Le prudent Télémaque réplique à ces paroles :


« Ô Mentor, cessons un tel entretien. Malgré notre affliction[1], il n'est plus de retour pour mon père ; car déjà les immortels ont résolu sa mort et l'ont abandonné à sa noire destinée. Maintenant je veux m'informer des autres héros et interroger Nestor, lui qui l'emporte sur tous par sa justice et par sa prudence ; lui qui, dit-on, a régné sur trois âges d'homme[2], et qui par son aspect me paraît être un dieu. Ô Nestor, fils de Nélée, dites-moi la vérité ; dites-moi comment a succombé le fils d'Atrée, Agamemnon, qui domine au loin les peuples[3]? Dites-moi où Ménélas était alors, et comment cette mort a été tramée par le perfide

  1. ) Nous avons changé les premiers la ponctuation du vers 240 du texte grec en plaçant le point après λεγώμεθα et non après περ, comme cela se trouve dans toutes les éditions, même dans celle de Dubner, parce que nous pensons que κηδόμενοί περ se rapporte non pas à la phrase précédente, mais à celle qui suit. Ainsi nous traduisons : « O Mentor ! cessons un tel entretien. Malgré notre affliction, il n'est plus de retour pour mon père ; » et non pas : « Mentor, malgré notre affliction, cessons un tel entretien ; » car alors ou ignore pourquoi Télémaque, étant affligé, veut qu'on cesse l'entretien ; tandis qu'avec la correction, les deux phrases sont claires et compréhensibles. Voss, dans sa traduction allemande de l’Odyssée, a, selon nous, adopté à tort l'ancienne ponctuation.

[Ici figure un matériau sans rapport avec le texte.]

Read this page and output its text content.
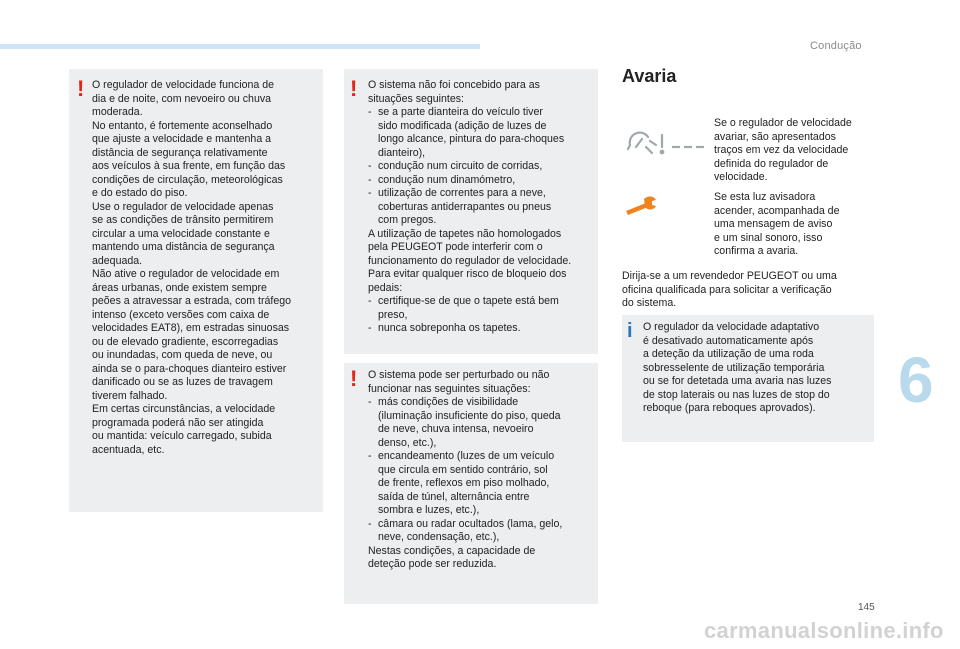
Condução
! O regulador de velocidade funciona de

dia e de noite, com nevoeiro ou chuva

moderada.

No entanto, é fortemente aconselhado

que ajuste a velocidade e mantenha a

distância de segurança relativamente

aos veículos à sua frente, em função das

condições de circulação, meteorológicas

e do estado do piso.

Use o regulador de velocidade apenas

se as condições de trânsito permitirem

circular a uma velocidade constante e

mantendo uma distância de segurança

adequada.

Não ative o regulador de velocidade em

áreas urbanas, onde existem sempre

peões a atravessar a estrada, com tráfego

intenso (exceto versões com caixa de

velocidades EAT8), em estradas sinuosas

ou de elevado gradiente, escorregadias

ou inundadas, com queda de neve, ou

ainda se o para-choques dianteiro estiver

danificado ou se as luzes de travagem

tiverem falhado.

Em certas circunstâncias, a velocidade

programada poderá não ser atingida

ou mantida: veículo carregado, subida

acentuada, etc.

! O sistema não foi concebido para as

situações seguintes:

- se a parte dianteira do veículo tiver

sido modificada (adição de luzes de

longo alcance, pintura do para-choques

dianteiro),

- condução num circuito de corridas,

- condução num dinamómetro,

- utilização de correntes para a neve,

coberturas antiderrapantes ou pneus

com pregos.

A utilização de tapetes não homologados

pela PEUGEOT pode interferir com o

funcionamento do regulador de velocidade.

Para evitar qualquer risco de bloqueio dos

pedais:

- certifique-se de que o tapete está bem

preso,

- nunca sobreponha os tapetes.

! O sistema pode ser perturbado ou não

funcionar nas seguintes situações:

- más condições de visibilidade

(iluminação insuficiente do piso, queda

de neve, chuva intensa, nevoeiro

denso, etc.),

- encandeamento (luzes de um veículo

que circula em sentido contrário, sol

de frente, reflexos em piso molhado,

saída de túnel, alternância entre

sombra e luzes, etc.),

- câmara ou radar ocultados (lama, gelo,

neve, condensação, etc.),

Nestas condições, a capacidade de

deteção pode ser reduzida.

Avaria

Se o regulador de velocidade

avariar, são apresentados

traços em vez da velocidade

definida do regulador de

velocidade.

Se esta luz avisadora

acender, acompanhada de

uma mensagem de aviso

e um sinal sonoro, isso

confirma a avaria.

Dirija-se a um revendedor PEUGEOT ou uma

oficina qualificada para solicitar a verificação

do sistema.

i O regulador da velocidade adaptativo

é desativado automaticamente após

a deteção da utilização de uma roda

sobresselente de utilização temporária

ou se for detetada uma avaria nas luzes

de stop laterais ou nas luzes de stop do

reboque (para reboques aprovados).	6
145
carmanualsonline.info
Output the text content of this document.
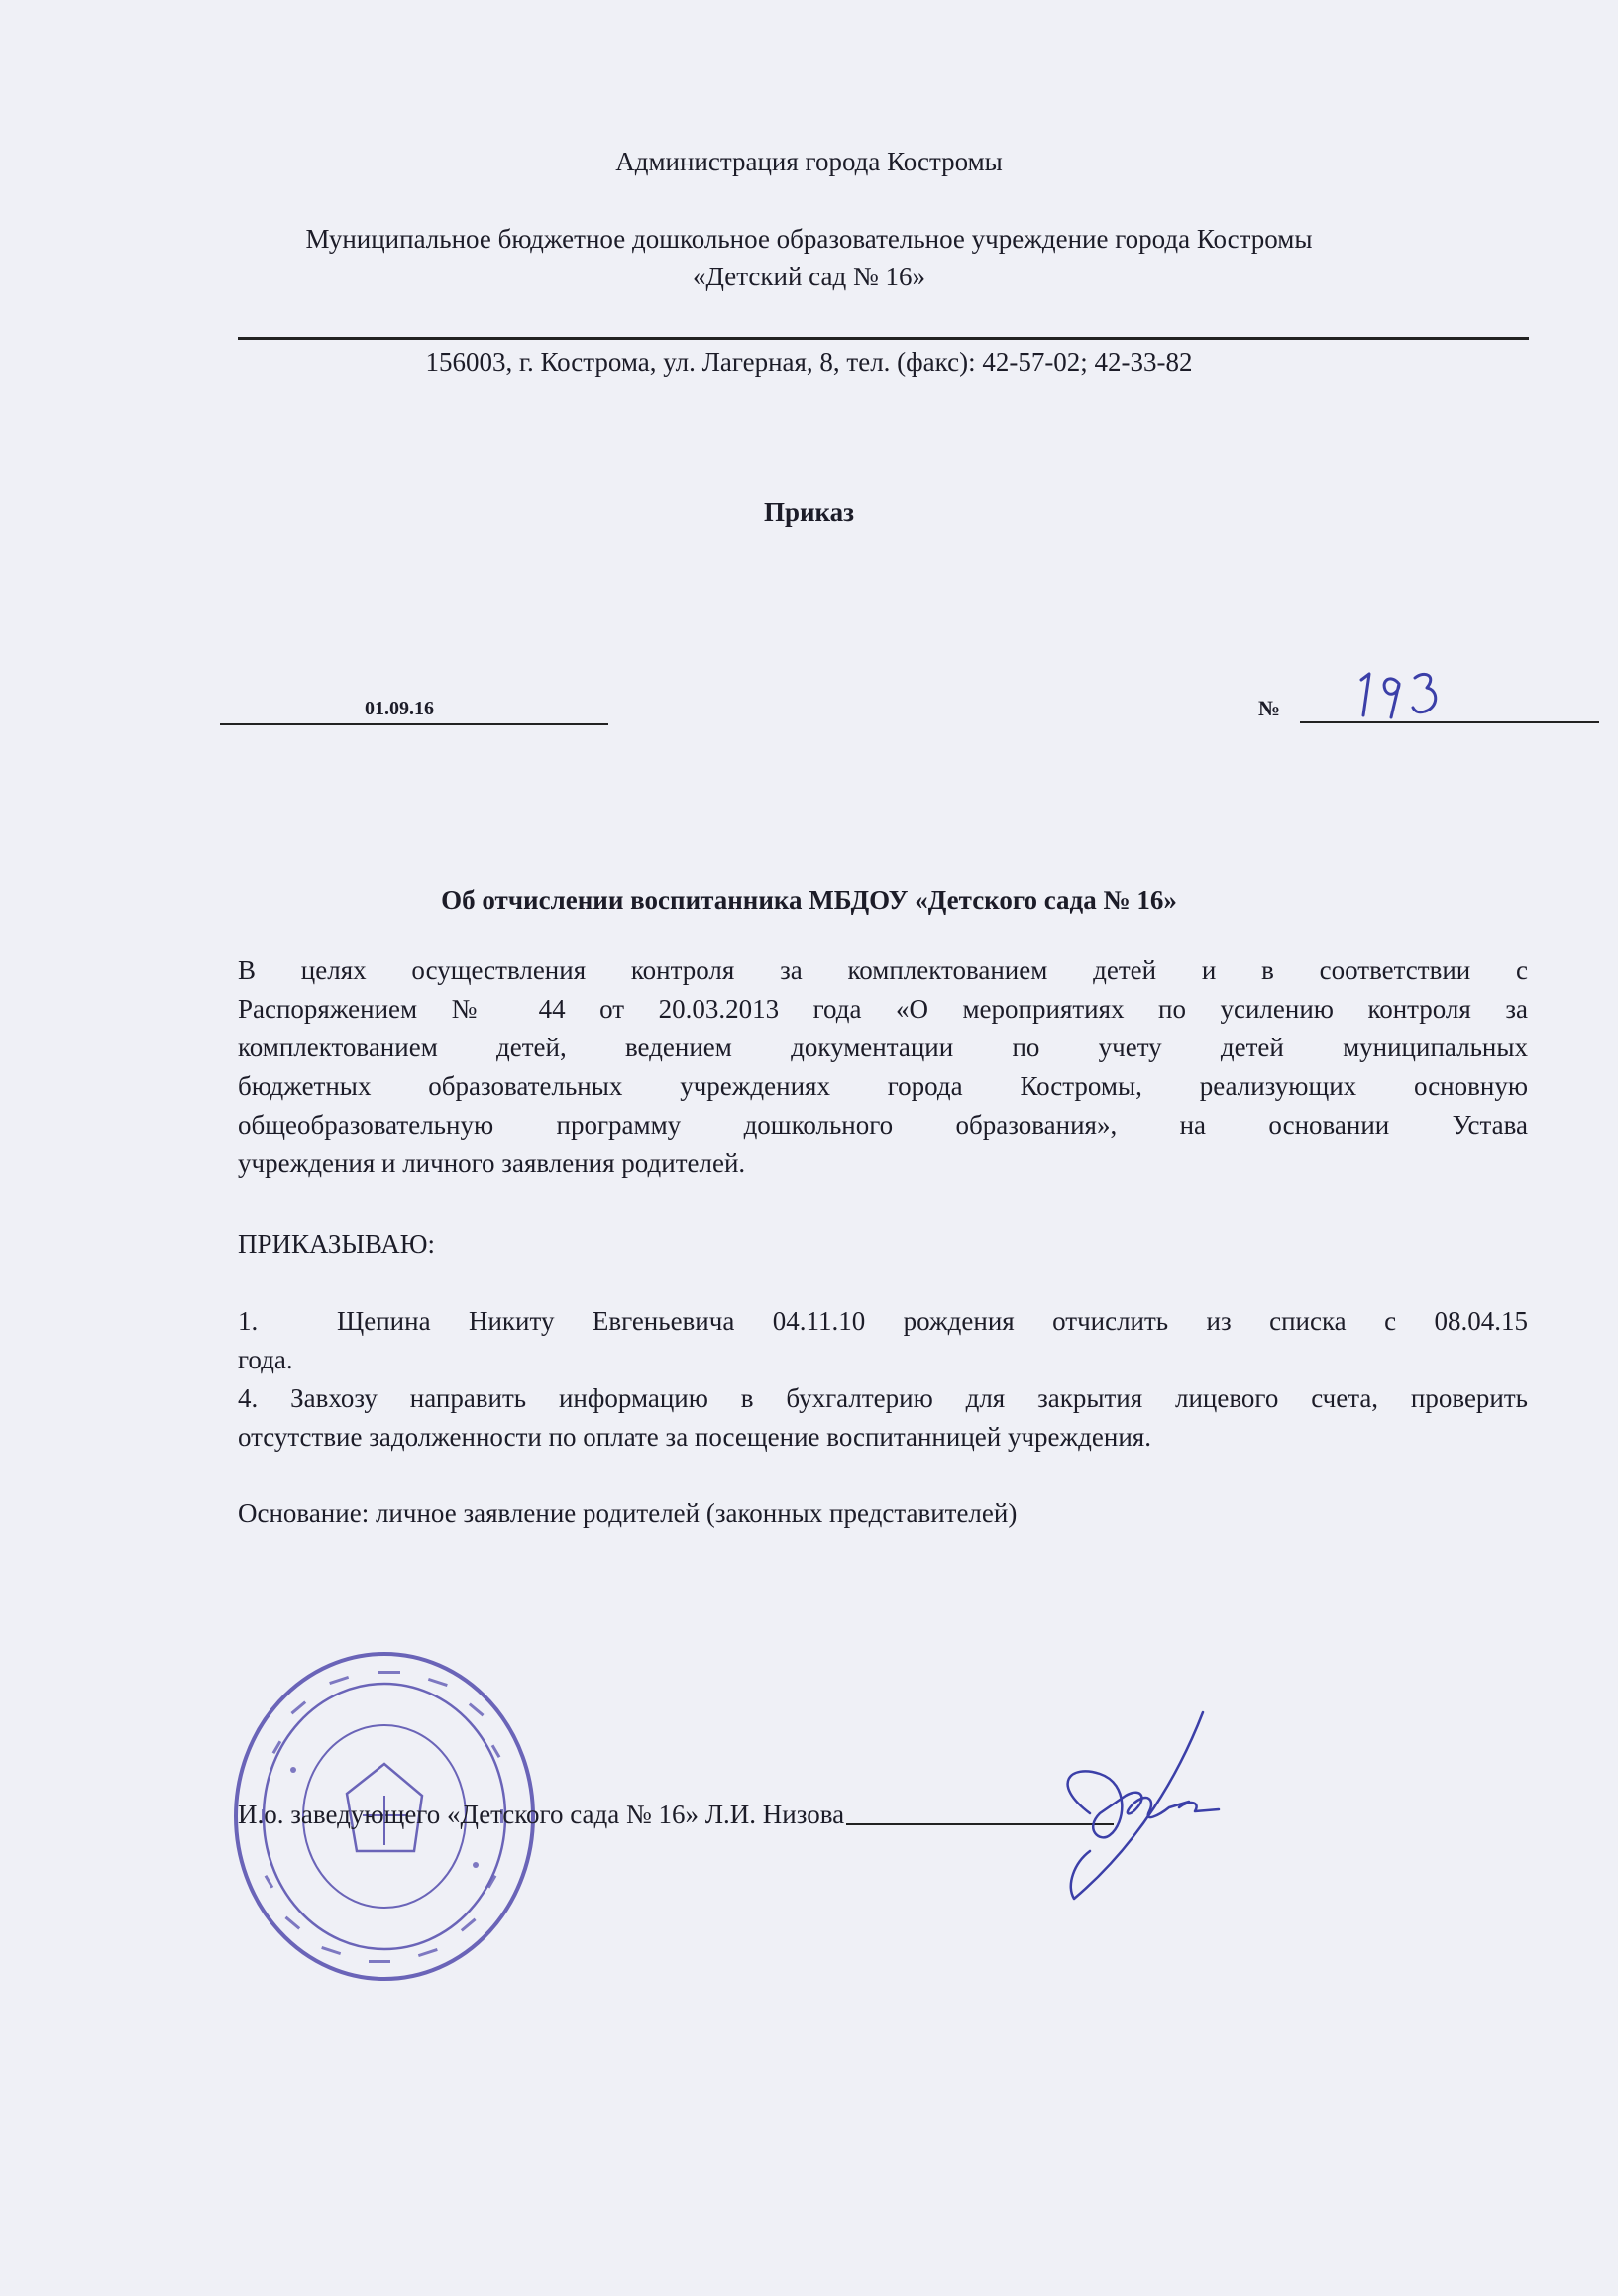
Администрация города Костромы
Муниципальное бюджетное дошкольное образовательное учреждение города Костромы
«Детский сад № 16»
156003, г. Кострома, ул. Лагерная, 8, тел. (факс): 42-57-02; 42-33-82
Приказ
01.09.16	№
Об отчислении воспитанника МБДОУ «Детского сада № 16»
В целях осуществления контроля за комплектованием детей и в соответствии с
Распоряжением № 44 от 20.03.2013 года «О мероприятиях по усилению контроля за
комплектованием детей, ведением документации по учету детей муниципальных
бюджетных образовательных учреждениях города Костромы, реализующих основную
общеобразовательную программу дошкольного образования», на основании Устава
учреждения и личного заявления родителей.
ПРИКАЗЫВАЮ:
1.	Щепина Никиту Евгеньевича 04.11.10 рождения отчислить из списка с 08.04.15
года.
4. Завхозу направить информацию в бухгалтерию для закрытия лицевого счета, проверить
отсутствие задолженности по оплате за посещение воспитанницей учреждения.
Основание: личное заявление родителей (законных представителей)
И.о. заведующего «Детского сада № 16» Л.И. Низова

  2. ) Homère dit : τρὶς γένε᾽ ἀνδρῶν (vers 245) (trois âges d'homme), et non pas trois générations, comme l'ont faussement traduit madame Dacier, Bitaubé et Dugas-Montbel. Suivant les anciens, chaque âge était de trente ans ; ainsi Nestor devait donc avoir régné plus de quatre-vingt-dix ans. Voss a traduit parfaitement ce passage par drei Menschenalter (trois âges d'homme).
  3. ) Ἀτρεΐδης εὐρὺ κρείων Ἀγαμέμνων (vers 248) Madame Daeier dit : le roi Agamemnon ; Bitaubé : Agamemnon, et Dugas-Montbel : le puissant Agamemnon. Voss n'a pas été exact cette fois en traduisant ce passage par der grosse Held (le grand héros).